Despite positive macro-economic signs as a result of the increase in oil prices, budgetary restraints and the prioritizing of major development projects is likely to continue for the foreseeable future.
According to the most recent government economic outlook, released by the Ministry of Development Planning and Statistics in June, the fiscal deficit for 2016 is expected to be in the region of 7.8% of GDP. The deficit is expected to remain constant in 2017, but fall to 4.2% of GDP in 2018.
Oxford Economics business group forecasts that non-oil GDP growth for Qatar will remain unchanged at 6.4% in 2017, with LNG growth to be a modest 1%, resulting in overall GDP Growth of 3.6% in 2016.
The inflation rate in Qatar increased to 2.9% in August 2016 from 2.8% in July, fuelled by an increase in household and utilities costs. Trading Economics’ recent projections suggest that inflation is likely to remain at between 3.0% and 3.5% between now and 2020. There are some concerns that inflation might surpass this due to potentially sharper increases in the construction sector as the 2022 World Cup building boom takes hold.
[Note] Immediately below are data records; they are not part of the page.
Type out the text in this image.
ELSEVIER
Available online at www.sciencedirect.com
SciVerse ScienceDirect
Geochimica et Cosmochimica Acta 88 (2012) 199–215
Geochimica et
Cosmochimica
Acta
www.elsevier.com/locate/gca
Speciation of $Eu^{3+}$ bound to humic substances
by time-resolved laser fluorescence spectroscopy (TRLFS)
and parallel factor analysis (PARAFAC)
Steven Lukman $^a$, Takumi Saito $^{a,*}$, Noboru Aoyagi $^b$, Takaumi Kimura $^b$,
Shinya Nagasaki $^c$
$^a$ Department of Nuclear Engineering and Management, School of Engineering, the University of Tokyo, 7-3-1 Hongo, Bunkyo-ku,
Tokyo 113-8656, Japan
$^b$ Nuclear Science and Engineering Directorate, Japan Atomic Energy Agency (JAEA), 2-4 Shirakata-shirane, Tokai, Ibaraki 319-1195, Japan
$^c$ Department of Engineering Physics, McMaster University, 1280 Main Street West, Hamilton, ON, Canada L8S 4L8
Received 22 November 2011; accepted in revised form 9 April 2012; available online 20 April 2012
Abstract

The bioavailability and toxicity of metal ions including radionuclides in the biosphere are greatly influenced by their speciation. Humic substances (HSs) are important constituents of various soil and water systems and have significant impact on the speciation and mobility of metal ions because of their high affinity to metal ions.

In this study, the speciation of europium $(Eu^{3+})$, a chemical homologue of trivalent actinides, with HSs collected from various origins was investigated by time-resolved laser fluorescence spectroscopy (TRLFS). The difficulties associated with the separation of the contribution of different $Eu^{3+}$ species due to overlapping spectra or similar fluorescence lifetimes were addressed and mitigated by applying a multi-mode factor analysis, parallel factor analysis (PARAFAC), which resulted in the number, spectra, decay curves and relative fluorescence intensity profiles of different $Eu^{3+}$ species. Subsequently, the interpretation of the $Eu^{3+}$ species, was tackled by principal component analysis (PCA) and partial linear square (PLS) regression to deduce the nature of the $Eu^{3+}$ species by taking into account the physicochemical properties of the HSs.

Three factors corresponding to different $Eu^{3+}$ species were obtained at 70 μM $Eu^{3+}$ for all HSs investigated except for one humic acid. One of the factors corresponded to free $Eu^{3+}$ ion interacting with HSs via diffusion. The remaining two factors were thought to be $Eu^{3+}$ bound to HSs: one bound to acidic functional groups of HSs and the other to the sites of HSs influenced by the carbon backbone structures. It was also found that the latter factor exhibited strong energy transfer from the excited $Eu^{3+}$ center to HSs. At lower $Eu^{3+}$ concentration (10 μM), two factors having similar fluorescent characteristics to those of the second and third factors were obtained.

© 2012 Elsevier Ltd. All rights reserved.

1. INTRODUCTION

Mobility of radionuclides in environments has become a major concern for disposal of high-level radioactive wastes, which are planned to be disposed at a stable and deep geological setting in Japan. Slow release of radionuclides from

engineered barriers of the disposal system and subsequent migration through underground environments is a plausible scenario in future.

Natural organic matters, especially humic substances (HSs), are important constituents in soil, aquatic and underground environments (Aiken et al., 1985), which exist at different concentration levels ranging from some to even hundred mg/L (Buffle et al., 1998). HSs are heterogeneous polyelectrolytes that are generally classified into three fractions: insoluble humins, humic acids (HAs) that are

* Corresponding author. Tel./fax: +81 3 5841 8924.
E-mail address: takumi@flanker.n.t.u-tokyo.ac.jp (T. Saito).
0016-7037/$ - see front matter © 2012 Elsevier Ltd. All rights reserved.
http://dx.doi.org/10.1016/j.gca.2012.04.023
Despite the postponement of certain projects, most major infrastructural projects are progressing as planned, helping to maintain economic growth. The current cost of projects that are underway is QAR261bn, which excludes projects in the energy and private sectors.
A new National Development Strategy for Qatar, covering the years 2017 to 2022, is currently being finalized. The new strategy is said to acknowledge ‘hard budgetary constraints’ and a need for greater co-ordination within the government, as well as empowering the private sector to make up for the shortfall in what has been a government driven economy.